Backpropagation

Neural networks are trained by minimizing a loss function that quantifies prediction error over a dataset. Because the loss depends on millions of parameters, each influencing the network's output through nested, nonlinear computations, direct minimization is infeasible. Instead, optimization proceeds by iteratively computing the loss gradient with respect to the parameters and updating the parameters in the direction of steepest descent. Letting \(\mathbf{w}\) denote the full parameter vector, the gradient \(\nabla L(\mathbf{w})\) specifies how infinitesimal changes to each \(w_i\) affect the loss. The negative gradient \(-\nabla L(\mathbf{w})\) defines the direction in parameter space along which the loss decreases most rapidly.

Computing \(\nabla L(\mathbf{w})\) in a deep network requires differentiating a composition of functions induced by the architecture itself — each layer transforms its input through affine operations and nonlinear activation functions, with outputs passed as inputs to the next layer. Gradients with respect to early-layer parameters must propagate through this entire sequence via repeated applications of the chain rule. A naive implementation would compute each partial derivative independently, repeatedly evaluating shared intermediate expressions. This redundancy scales poorly with network depth and width, rendering the approach impractical for modern architectures.

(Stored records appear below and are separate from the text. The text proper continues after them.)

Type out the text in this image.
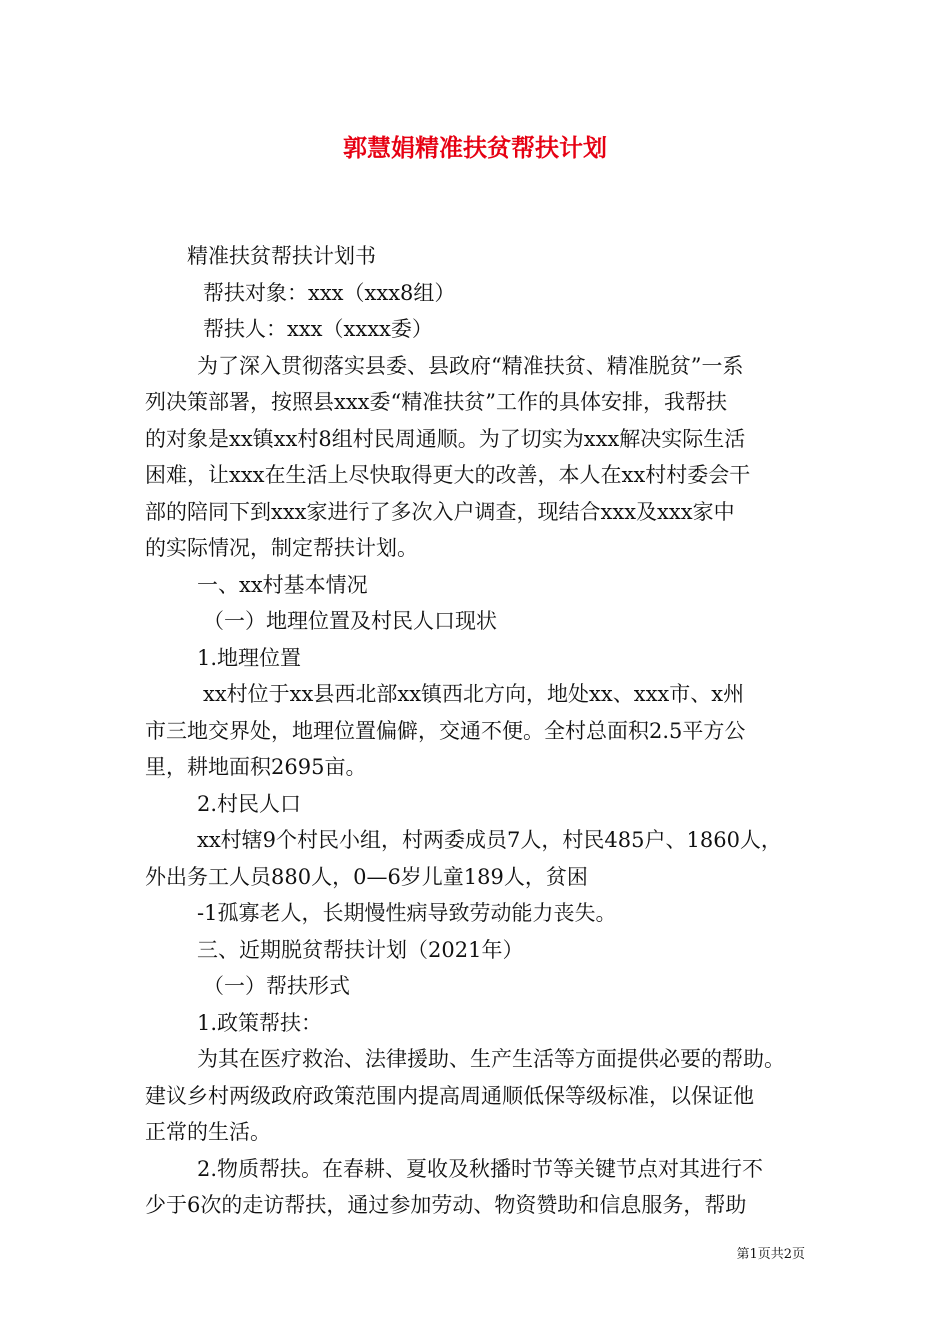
郭慧娟精准扶贫帮扶计划

精准扶贫帮扶计划书

帮扶对象：xxx（xxx8组）

帮扶人：xxx（xxxx委）

为了深入贯彻落实县委、县政府“精准扶贫、精准脱贫”一系

列决策部署，按照县xxx委“精准扶贫”工作的具体安排，我帮扶

的对象是xx镇xx村8组村民周通顺。为了切实为xxx解决实际生活

困难，让xxx在生活上尽快取得更大的改善，本人在xx村村委会干

部的陪同下到xxx家进行了多次入户调查，现结合xxx及xxx家中

的实际情况，制定帮扶计划。

一、xx村基本情况

（一）地理位置及村民人口现状

1.地理位置

xx村位于xx县西北部xx镇西北方向，地处xx、xxx市、x州

市三地交界处，地理位置偏僻，交通不便。全村总面积2.5平方公

里，耕地面积2695亩。

2.村民人口

xx村辖9个村民小组，村两委成员7人，村民485户、1860人，

外出务工人员880人，0—6岁儿童189人，贫困

-1孤寡老人，长期慢性病导致劳动能力丧失。

三、近期脱贫帮扶计划（2021年）

（一）帮扶形式

1.政策帮扶：

为其在医疗救治、法律援助、生产生活等方面提供必要的帮助。

建议乡村两级政府政策范围内提高周通顺低保等级标准，以保证他

正常的生活。

2.物质帮扶。在春耕、夏收及秋播时节等关键节点对其进行不

少于6次的走访帮扶，通过参加劳动、物资赞助和信息服务，帮助

第1页共2页
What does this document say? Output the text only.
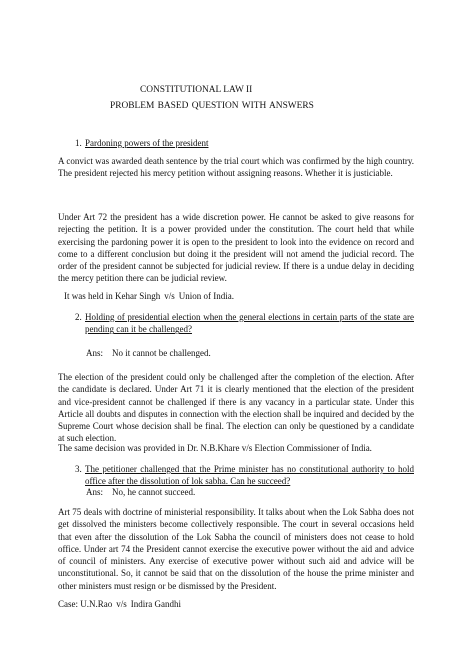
CONSTITUTIONAL LAW II
PROBLEM BASED QUESTION WITH ANSWERS
1. Pardoning powers of the president

A convict was awarded death sentence by the trial court which was confirmed by the high country. The president rejected his mercy petition without assigning reasons. Whether it is justiciable.

Under Art 72 the president has a wide discretion power. He cannot be asked to give reasons for rejecting the petition. It is a power provided under the constitution. The court held that while exercising the pardoning power it is open to the president to look into the evidence on record and come to a different conclusion but doing it the president will not amend the judicial record. The order of the president cannot be subjected for judicial review. If there is a undue delay in deciding the mercy petition there can be judicial review.

It was held in Kehar Singh v/s Union of India.

2. Holding of presidential election when the general elections in certain parts of the state are pending can it be challenged?

Ans: No it cannot be challenged.

The election of the president could only be challenged after the completion of the election. After the candidate is declared. Under Art 71 it is clearly mentioned that the election of the president and vice-president cannot be challenged if there is any vacancy in a particular state. Under this Article all doubts and disputes in connection with the election shall be inquired and decided by the Supreme Court whose decision shall be final. The election can only be questioned by a candidate at such election.

The same decision was provided in Dr. N.B.Khare v/s Election Commissioner of India.

3. The petitioner challenged that the Prime minister has no constitutional authority to hold office after the dissolution of lok sabha. Can he succeed?

Ans: No, he cannot succeed.

Art 75 deals with doctrine of ministerial responsibility. It talks about when the Lok Sabha does not get dissolved the ministers become collectively responsible. The court in several occasions held that even after the dissolution of the Lok Sabha the council of ministers does not cease to hold office. Under art 74 the President cannot exercise the executive power without the aid and advice of council of ministers. Any exercise of executive power without such aid and advice will be unconstitutional. So, it cannot be said that on the dissolution of the house the prime minister and other ministers must resign or be dismissed by the President.

Case: U.N.Rao v/s Indira Gandhi
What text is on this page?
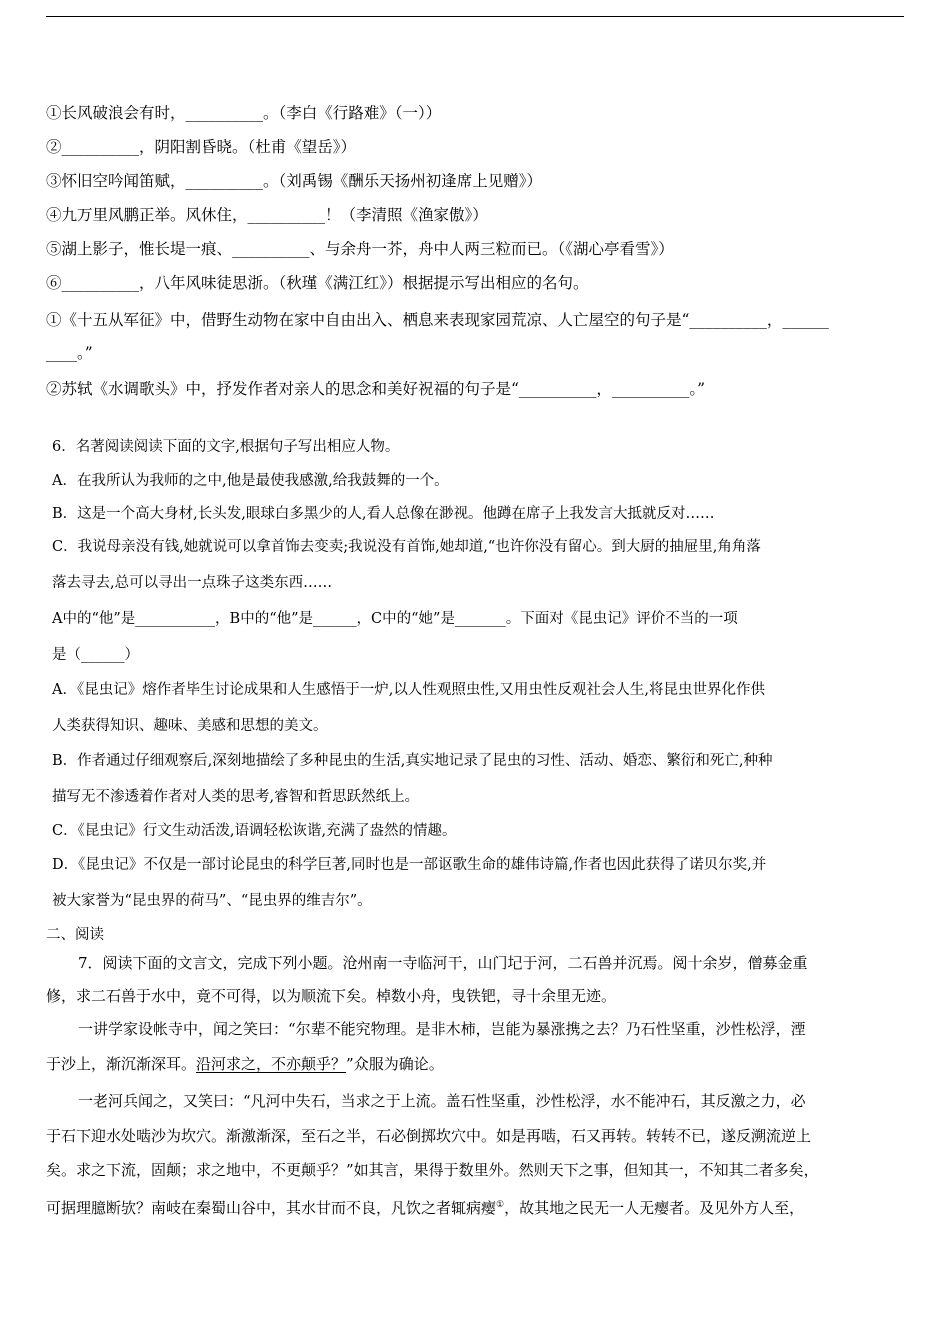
①长风破浪会有时，__________。（李白《行路难》（一））
②__________，阴阳割昏晓。（杜甫《望岳》）
③怀旧空吟闻笛赋，__________。（刘禹锡《酬乐天扬州初逢席上见赠》）
④九万里风鹏正举。风休住，__________！（李清照《渔家傲》）
⑤湖上影子，惟长堤一痕、__________、与余舟一芥，舟中人两三粒而已。（《湖心亭看雪》）
⑥__________，八年风味徒思浙。（秋瑾《满江红》）根据提示写出相应的名句。
①《十五从军征》中，借野生动物在家中自由出入、栖息来表现家园荒凉、人亡屋空的句子是“__________，______
____。”
②苏轼《水调歌头》中，抒发作者对亲人的思念和美好祝福的句子是“__________，__________。”
6．名著阅读阅读下面的文字,根据句子写出相应人物。
A．在我所认为我师的之中,他是最使我感激,给我鼓舞的一个。
B．这是一个高大身材,长头发,眼球白多黑少的人,看人总像在渺视。他蹲在席子上我发言大抵就反对……
C．我说母亲没有钱,她就说可以拿首饰去变卖;我说没有首饰,她却道,“也许你没有留心。到大厨的抽屉里,角角落
落去寻去,总可以寻出一点珠子这类东西……
A中的“他”是___________，B中的“他”是______，C中的“她”是_______。下面对《昆虫记》评价不当的一项
是（______）
A．《昆虫记》熔作者毕生讨论成果和人生感悟于一炉,以人性观照虫性,又用虫性反观社会人生,将昆虫世界化作供
人类获得知识、趣味、美感和思想的美文。
B．作者通过仔细观察后,深刻地描绘了多种昆虫的生活,真实地记录了昆虫的习性、活动、婚恋、繁衍和死亡,种种
描写无不渗透着作者对人类的思考,睿智和哲思跃然纸上。
C．《昆虫记》行文生动活泼,语调轻松诙谐,充满了盎然的情趣。
D．《昆虫记》不仅是一部讨论昆虫的科学巨著,同时也是一部讴歌生命的雄伟诗篇,作者也因此获得了诺贝尔奖,并
被大家誉为“昆虫界的荷马”、“昆虫界的维吉尔”。
二、阅读
7．阅读下面的文言文，完成下列小题。沧州南一寺临河干，山门圮于河，二石兽并沉焉。阅十余岁，僧募金重
修，求二石兽于水中，竟不可得，以为顺流下矣。棹数小舟，曳铁钯，寻十余里无迹。
一讲学家设帐寺中，闻之笑曰：“尔辈不能究物理。是非木柿，岂能为暴涨携之去？乃石性坚重，沙性松浮，湮
于沙上，渐沉渐深耳。沿河求之，不亦颠乎？”众服为确论。
一老河兵闻之，又笑曰：“凡河中失石，当求之于上流。盖石性坚重，沙性松浮，水不能冲石，其反激之力，必
于石下迎水处啮沙为坎穴。渐激渐深，至石之半，石必倒掷坎穴中。如是再啮，石又再转。转转不已，遂反溯流逆上
矣。求之下流，固颠；求之地中，不更颠乎？”如其言，果得于数里外。然则天下之事，但知其一，不知其二者多矣，
可据理臆断欤？南岐在秦蜀山谷中，其水甘而不良，凡饮之者辄病瘿①，故其地之民无一人无瘿者。及见外方人至，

Backpropagation computes \(\nabla L(\mathbf{w})\) via a two-pass procedure that eliminates redundant computation. During the forward pass, inputs propagate through the network while intermediate quantities — weighted inputs \(z\) and activations \(g\) — are cached at each layer. The backward pass then reuses these values to propagate the error in reverse, yielding all partial derivatives in a single sweep. This recursive structure reduces the computational cost from quadratic to linear in the number of parameters.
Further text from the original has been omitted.